Should She Go Out on This First Date?
Readers please weigh in . . .
Facebook group member question:
”It's been about a year since I've been on a date. After two months in the apps, I finally matched with someone and he set up a first date (with my input). Our conversation has been going along really well, and then today, the very last sentence in this message really rubbed me the wrong way. Is it a "soft" directive? He hasn't given any indication of being controlling or demanding. I'm not sure it warrants a B2B, but perhaps just paying attention to other behaviors and words during the date? Thoughts?”
Here’s the exchange:
So . . . . . hmm. This is a tough one.
“Let’s” is directive, and we normally B2B (block-to-burn) anything that falls into directive rhetorical pattern, regardless of content/context. In the cases where a “let’s” feels “grey area,” and this one does given that everything else has been positive, the heuristic we use to make the determination is “Who is this serving?”
For example, if a man says, “I’m not paying for this app, so let’s exchange numbers and see if this match has legs,” that’s clearly serving him, not her; she’s not only the only one paying, but she’s now compromising her own anonymity and safety for his convenience. That one is easy.
Now imagine a man says this: “You know what? It sounds like you’ve had a crazy week. Let’s pick a restaurant closer to you to meet — I don’t mind the drive.” That serves her more than him, so in that case the content/context truly does mitigate the “let’s.” (This is unusual; the vast majority of the time, “let’s” is directive and ends badly.)

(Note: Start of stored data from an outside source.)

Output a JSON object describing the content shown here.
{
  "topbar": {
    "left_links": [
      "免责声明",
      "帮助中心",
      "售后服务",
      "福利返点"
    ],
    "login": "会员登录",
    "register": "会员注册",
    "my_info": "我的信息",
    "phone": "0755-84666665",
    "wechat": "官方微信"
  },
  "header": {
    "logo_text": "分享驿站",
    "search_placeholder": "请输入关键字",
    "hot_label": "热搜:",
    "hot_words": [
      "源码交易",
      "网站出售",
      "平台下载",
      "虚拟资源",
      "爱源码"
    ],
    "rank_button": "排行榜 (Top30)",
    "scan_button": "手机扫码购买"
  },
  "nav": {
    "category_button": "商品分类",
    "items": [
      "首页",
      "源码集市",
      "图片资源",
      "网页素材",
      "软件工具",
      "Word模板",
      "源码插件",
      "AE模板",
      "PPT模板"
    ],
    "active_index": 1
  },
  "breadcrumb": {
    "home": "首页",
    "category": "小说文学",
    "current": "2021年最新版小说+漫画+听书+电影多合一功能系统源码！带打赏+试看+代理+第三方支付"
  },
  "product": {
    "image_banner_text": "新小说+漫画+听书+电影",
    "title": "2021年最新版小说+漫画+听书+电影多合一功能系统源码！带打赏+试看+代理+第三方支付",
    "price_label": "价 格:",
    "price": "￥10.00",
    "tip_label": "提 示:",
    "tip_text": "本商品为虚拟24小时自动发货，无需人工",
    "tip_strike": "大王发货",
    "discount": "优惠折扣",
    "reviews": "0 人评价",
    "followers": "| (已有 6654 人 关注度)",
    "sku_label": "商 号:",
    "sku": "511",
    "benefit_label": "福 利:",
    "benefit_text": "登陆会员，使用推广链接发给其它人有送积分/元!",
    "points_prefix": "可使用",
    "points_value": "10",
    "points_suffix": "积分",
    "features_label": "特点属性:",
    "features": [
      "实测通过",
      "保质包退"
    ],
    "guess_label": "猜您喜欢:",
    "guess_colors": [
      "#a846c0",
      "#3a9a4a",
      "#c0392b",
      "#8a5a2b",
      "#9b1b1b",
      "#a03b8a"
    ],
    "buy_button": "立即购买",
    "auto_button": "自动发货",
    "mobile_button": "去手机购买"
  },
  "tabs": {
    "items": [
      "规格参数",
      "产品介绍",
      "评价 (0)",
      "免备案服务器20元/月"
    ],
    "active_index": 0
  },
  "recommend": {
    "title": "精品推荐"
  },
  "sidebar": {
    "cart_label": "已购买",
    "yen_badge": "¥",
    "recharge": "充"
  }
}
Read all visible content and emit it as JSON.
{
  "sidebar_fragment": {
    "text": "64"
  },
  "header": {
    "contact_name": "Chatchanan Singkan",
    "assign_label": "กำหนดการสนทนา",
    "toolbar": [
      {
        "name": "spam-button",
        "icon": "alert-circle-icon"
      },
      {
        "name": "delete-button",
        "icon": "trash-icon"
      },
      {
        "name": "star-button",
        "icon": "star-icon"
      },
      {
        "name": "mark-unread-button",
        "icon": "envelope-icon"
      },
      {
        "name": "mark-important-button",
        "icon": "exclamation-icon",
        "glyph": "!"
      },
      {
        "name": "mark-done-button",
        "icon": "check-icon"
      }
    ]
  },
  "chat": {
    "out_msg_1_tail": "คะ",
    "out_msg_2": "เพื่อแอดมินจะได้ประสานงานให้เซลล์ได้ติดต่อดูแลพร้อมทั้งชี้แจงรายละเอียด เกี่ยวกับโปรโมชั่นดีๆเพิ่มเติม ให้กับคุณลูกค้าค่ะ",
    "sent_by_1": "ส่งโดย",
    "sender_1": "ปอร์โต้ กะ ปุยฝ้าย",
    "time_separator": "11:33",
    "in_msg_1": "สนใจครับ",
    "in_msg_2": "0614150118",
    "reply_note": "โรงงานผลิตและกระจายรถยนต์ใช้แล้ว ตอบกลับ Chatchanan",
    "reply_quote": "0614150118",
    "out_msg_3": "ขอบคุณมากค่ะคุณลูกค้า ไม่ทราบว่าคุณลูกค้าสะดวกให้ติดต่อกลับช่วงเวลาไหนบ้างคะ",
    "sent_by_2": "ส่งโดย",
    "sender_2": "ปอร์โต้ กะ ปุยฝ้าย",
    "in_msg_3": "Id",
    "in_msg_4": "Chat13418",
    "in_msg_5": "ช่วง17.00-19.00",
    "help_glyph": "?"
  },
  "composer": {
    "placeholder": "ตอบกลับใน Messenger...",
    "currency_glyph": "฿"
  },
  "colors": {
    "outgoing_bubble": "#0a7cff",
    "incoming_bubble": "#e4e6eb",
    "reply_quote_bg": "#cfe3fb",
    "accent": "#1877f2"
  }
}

In this case, it’s a bit difficult to tell. Is he legitimately trying to make her feel “comfy” but it’s coming off awkwardly?
I also have to point out that “comfy” is a different word than “comfortable.”
For a first date, “comfortable” seems like a better goal to me. The fact that it’s attached to “casual” also gives me pause.
My gut instinct on this isn’t great. It rubs me the wrong way too. I feel like he’s messaging one of two things:
What I really want is to Netflix-and-chill this thing.
I’m telling you that this is going to be casual, so don’t make it into a big thing (sort of holding her at arm’s length and warning her to manage her expectations).
I’m hesitant to recommend B2B, however, since everything else in his profile and about their exchange has been good.
I just ran this by a male friend whose judgement I trust (not in the group, obviously). All I told him was that these two people were planning to meet for a first date, and I read him the guy’s last sentence in the last message above. I did not share anything with him about the woman in this scenario having concerns. I just read him the sentence and said, “What do you think about that?”
He said, “I don’t like that. That rubs me the wrong way.”
I asked him why, and he said, “Who’s ‘comfy’ on a first date? That doesn’t even make any sense. He’s gotta mean something else by it.”
I then shared with him that she used the exact same words he did (it rubbed her the wrong way) and that I agreed, but that I was having a hard time completely defending whether this guy should be blocked-to-burn at this point. He said, “Tell her if she goes, to only meet him in a public place and to tell someone where she’s going” (good advice for all first dates, regardless).
I think I’d agree with this if she decides to go. The group member ends her question by asking if she should perhaps just pay attention to his words and behavior during dates. If she goes, I would say “yes,” and I would say “CLOSE attention.”
My gut still says there’s something not quite right here (not necessarily dangerous or anything, but I’m just not sure this guy is messaging “thoughtful, careful, long-term relationship-minded”).
Okay, readers, please weigh in!




Actually, for me it’s that whole sentence together:
“I believe A, B, C… so let’s X, Y, Z.”
It feels incredibly one-sided:
“I want, therefore we do”.
If he had asked how she felt about first dates and what she’d like to get out of it, then perhaps “Let’s explore together” would have been more acceptable.
But it’s all about him.
If it rubs her the wrong way, take it as a sign that he is a B2B. I've ignored my intuition too much in my life and it's always turned out badly for me.